Wieści od Julci
Ech, ta nasza mała kuzynka… Ledwo się pojawiła na tym świecie, a już takie doświadczenia. Nikt jej jeszcze chyba nie powiedział, że są ciekawsze miejsca niż szpitale i Julcia zaczęła je zwiedzać 🙁
Wczoraj, okazało się, że Julcię dopadła jakaś bakteria i przetransportowano ją do Górnośląskiego Centrum Zdrowia Dziecka i Matki w Katowicach Ligocie.
Mamy już wieści, że Julcia sama oddycha i nerki pracują jak należy i wierzymy, że to początek długiej prostej i już wkrótce się spotkamy kruszynko.
16 komentarzy »
RSS dla komentarzy do tej pocztówki. TrackBack URL
Trzymamy kciuki! Julciu, nie strasz rodziców, wracaj do domu!

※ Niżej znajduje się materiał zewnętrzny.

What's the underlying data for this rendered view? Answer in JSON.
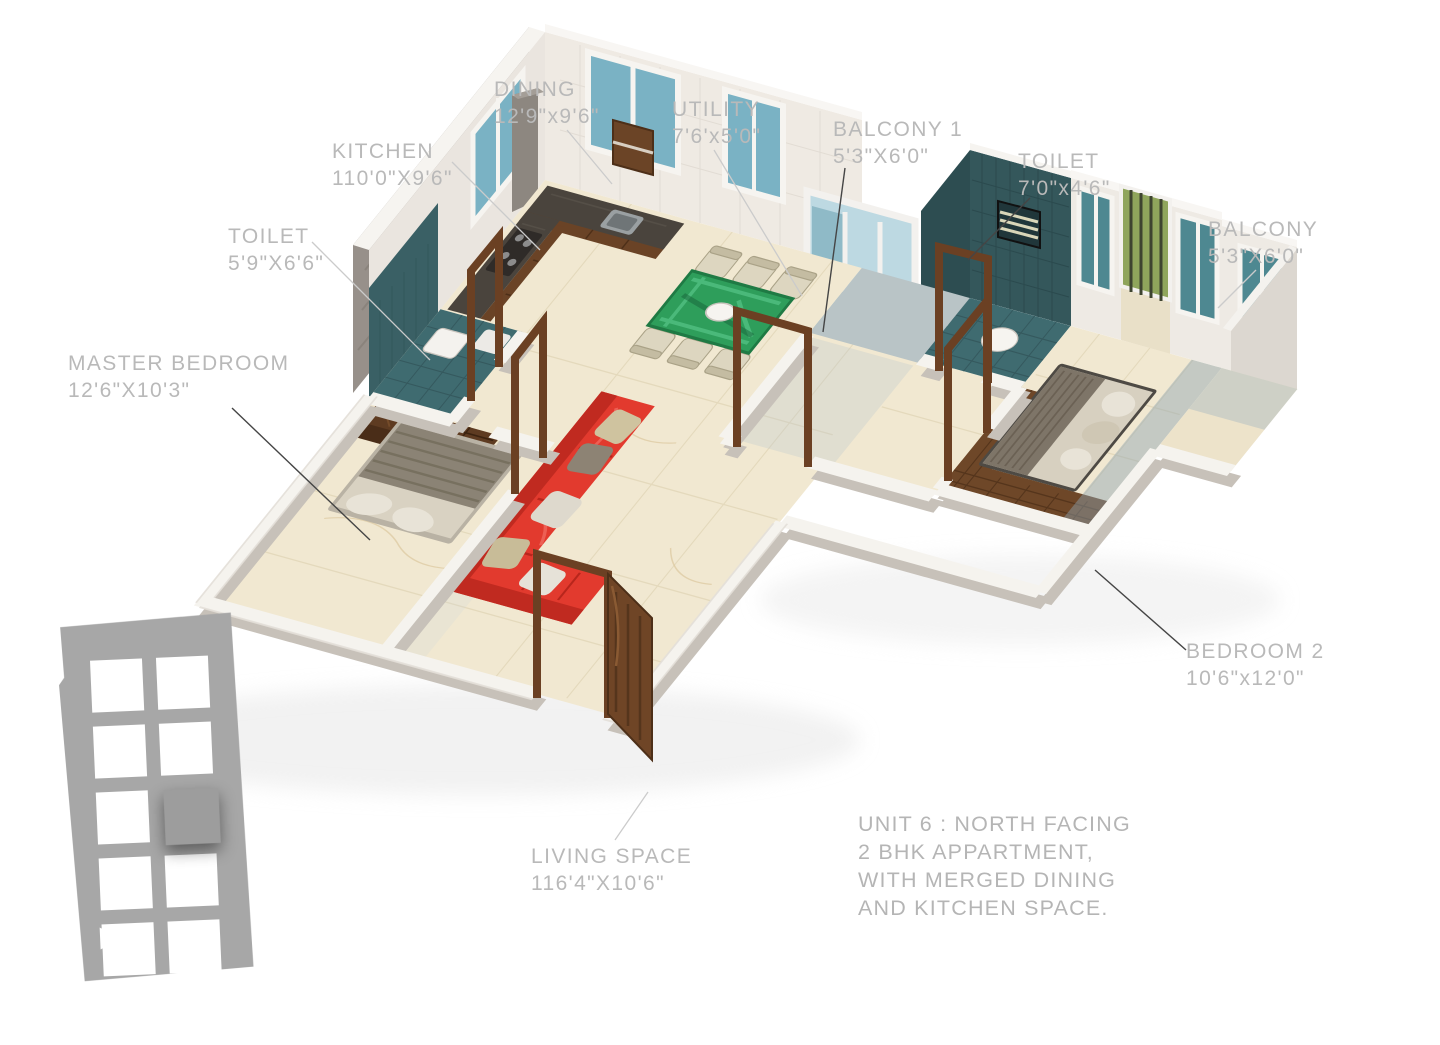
{
  "scene": "3D rendered isometric floor plan of apartment unit",
  "labels": [
    {
      "id": "kitchen",
      "name": "KITCHEN",
      "dims": "110'0\"X9'6\""
    },
    {
      "id": "dining",
      "name": "DINING",
      "dims": "12'9\"x9'6\""
    },
    {
      "id": "utility",
      "name": "UTILITY",
      "dims": "7'6'x5'0\""
    },
    {
      "id": "balcony-1",
      "name": "BALCONY 1",
      "dims": "5'3\"X6'0\""
    },
    {
      "id": "toilet-right",
      "name": "TOILET",
      "dims": "7'0\"x4'6\""
    },
    {
      "id": "balcony-right",
      "name": "BALCONY",
      "dims": "5'3\"X6'0\""
    },
    {
      "id": "toilet-left",
      "name": "TOILET",
      "dims": "5'9\"X6'6\""
    },
    {
      "id": "master-bedroom",
      "name": "MASTER BEDROOM",
      "dims": "12'6\"X10'3\""
    },
    {
      "id": "bedroom-2",
      "name": "BEDROOM 2",
      "dims": "10'6\"x12'0\""
    },
    {
      "id": "living-space",
      "name": "LIVING SPACE",
      "dims": "116'4\"X10'6\""
    }
  ],
  "unit_note": {
    "line1": "UNIT 6 : NORTH FACING",
    "line2": "2 BHK APPARTMENT,",
    "line3": "WITH MERGED DINING",
    "line4": "AND KITCHEN SPACE."
  },
  "north_label": "N",
  "locator": {
    "rows": 5,
    "cols": 2,
    "highlighted_cell": "row 3, column 2"
  },
  "colors": {
    "label_text": "#b9b9b9",
    "leader_light": "#cbcbcb",
    "leader_dark": "#454545",
    "floor_cream": "#f1e8d1",
    "toilet_teal": "#34575b",
    "wood_brown": "#6b4326",
    "sofa_red": "#e23a2e",
    "table_green": "#2e9e5b",
    "glass_blue": "#8fbac7",
    "louver_green": "#94a55c",
    "locator_gray": "#a7a7a7"
  }
}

Jesteście cudowni. Dzięki za wszystkie ciepłe słowa i zapylamy do szpitala z pokarmem.
a ja się dowiadywałam dziś, co tam u małej – cieszą mnie poprawy i nadal trzymam kciuki.
Moja siostra mówi, ze mama Juli może być nosicielką wirusa – tego od opon, może to się da jakoś sprawdzić.
Dziś dowiedzieliśmy się, że to bakteria: paciorkowiec typu B. Na szczęście nie wirus. Co do nosicielstwa to trwają prace nad eliminacją…
Poprosimy samego Szefa o pomoc. +
Oj, ten Szef – czasem coś za coś…
ale nic bez Przyczyny i bez Skutku.
Tak Margolciu…myślę, że tylko on wie dlaczego rachunek zysków i strat jakoś się bilansuje. Tylko nam czasami tak trudno w to uwierzyć…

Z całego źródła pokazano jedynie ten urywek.